The Phase 1b clinical trial, conducted at the Royal Adelaide Hospital by CMAX, an independent clinical research organisation, assessed the efficacy and safety of two improved TPM/Insulin formulations in 45 volunteers. Blood glucose, endogenous insulin and C-peptide levels were measured to assess efficacy.

The results for the lead formulation showed the blood endogenous insulin and C-peptide responses over time were highly statistically different (p <0.001) in subjects that received the improved TPM/Insulin formulation when compared to subjects that received the placebo formulation. Similarly, blood glucose concentrations were significantly lower (p = 0.016) in subjects treated with the improved TPM/Insulin formulation. The effect of the treatment lasted for up to 8 hours after application of the gel.

Similar responses to TPM/Insulin were achieved in the 2006 Phase 1a trial, but as a consequence of the research to improve the technology, the Phase 1b results showed a more sustained effect and greater statistical significance.

Dr Esra Ogru, Executive Vice President of Research and Development at Phosphagenics, said: “The Phase 1b trial showed that our TPM/Insulin formulation safely penetrated through the human skin and delivered insulin into the blood stream over a sustained period of time, without causing adverse reactions.
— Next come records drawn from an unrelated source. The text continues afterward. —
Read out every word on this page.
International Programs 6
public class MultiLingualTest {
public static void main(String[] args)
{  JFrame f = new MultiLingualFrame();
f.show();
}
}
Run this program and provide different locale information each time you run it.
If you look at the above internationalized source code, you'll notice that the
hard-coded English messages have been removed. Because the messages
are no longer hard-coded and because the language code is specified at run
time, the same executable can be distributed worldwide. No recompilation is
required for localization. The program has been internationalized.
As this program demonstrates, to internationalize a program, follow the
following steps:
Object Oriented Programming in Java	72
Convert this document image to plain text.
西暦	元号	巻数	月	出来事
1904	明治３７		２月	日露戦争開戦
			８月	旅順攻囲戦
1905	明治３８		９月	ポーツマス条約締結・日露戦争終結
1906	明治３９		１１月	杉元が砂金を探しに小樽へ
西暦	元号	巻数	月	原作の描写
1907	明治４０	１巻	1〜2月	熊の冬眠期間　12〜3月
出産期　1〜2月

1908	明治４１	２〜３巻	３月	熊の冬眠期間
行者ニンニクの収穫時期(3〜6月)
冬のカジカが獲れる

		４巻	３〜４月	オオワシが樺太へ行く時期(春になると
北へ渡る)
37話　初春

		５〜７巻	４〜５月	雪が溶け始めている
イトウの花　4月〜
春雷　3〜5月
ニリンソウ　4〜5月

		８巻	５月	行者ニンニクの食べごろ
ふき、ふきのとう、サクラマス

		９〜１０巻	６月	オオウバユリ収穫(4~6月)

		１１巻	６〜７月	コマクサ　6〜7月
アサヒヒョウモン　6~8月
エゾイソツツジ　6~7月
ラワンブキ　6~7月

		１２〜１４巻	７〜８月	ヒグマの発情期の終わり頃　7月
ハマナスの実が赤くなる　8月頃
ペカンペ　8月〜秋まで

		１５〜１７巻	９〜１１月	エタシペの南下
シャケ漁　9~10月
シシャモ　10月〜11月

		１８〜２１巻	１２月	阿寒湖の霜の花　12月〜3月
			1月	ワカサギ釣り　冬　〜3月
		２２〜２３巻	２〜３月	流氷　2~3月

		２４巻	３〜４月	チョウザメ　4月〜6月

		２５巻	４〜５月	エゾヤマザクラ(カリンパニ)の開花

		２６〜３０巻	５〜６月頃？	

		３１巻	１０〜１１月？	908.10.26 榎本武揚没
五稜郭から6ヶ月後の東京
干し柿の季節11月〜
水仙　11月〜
The improved formulation demonstrated that we have made significant progress in our goal of delivering insulin through the skin in a non-invasive manner.”

“We believe that these results are indicative of Phosphagenics’ potential to provide the millions of insulin-dependent diabetics with a non-intrusive alternative to multiple needle injections each day,” said Dr Ogru.

Phosphagenics intends to continue clinical development of its transdermal insulin. Preparations are underway for a Phase 2 trial to be conducted by CMAX at the Royal Adelaide Hospital under the guidance and supervision of Associate Professor William Hsu of the Joslin Diabetes Centre (Harvard Medical School) and Dr Sepehr Shakib (Director, Department of Clinical Pharmacology Royal Adelaide Hospital).

An application for the commencement of a Phase 2 trial has been submitted for ethics approval. The trial will commence as soon as possible following ethics approval. The Phase 2 study will be a single-blinded, placebo controlled, randomised trial, which will assess the pharmacodynamics and pharmacokinetics of transdermally delivered insulin using TPM technology in diabetic patients. The trial is expected to be completed by the end of the first quarter, 2008.

Phosphagenics is also currently in the process of compiling an Investigational New Drug package that would allow the Company to continue its Phase 2 clinical trial program in the U.S. after the completion of the Australian trials.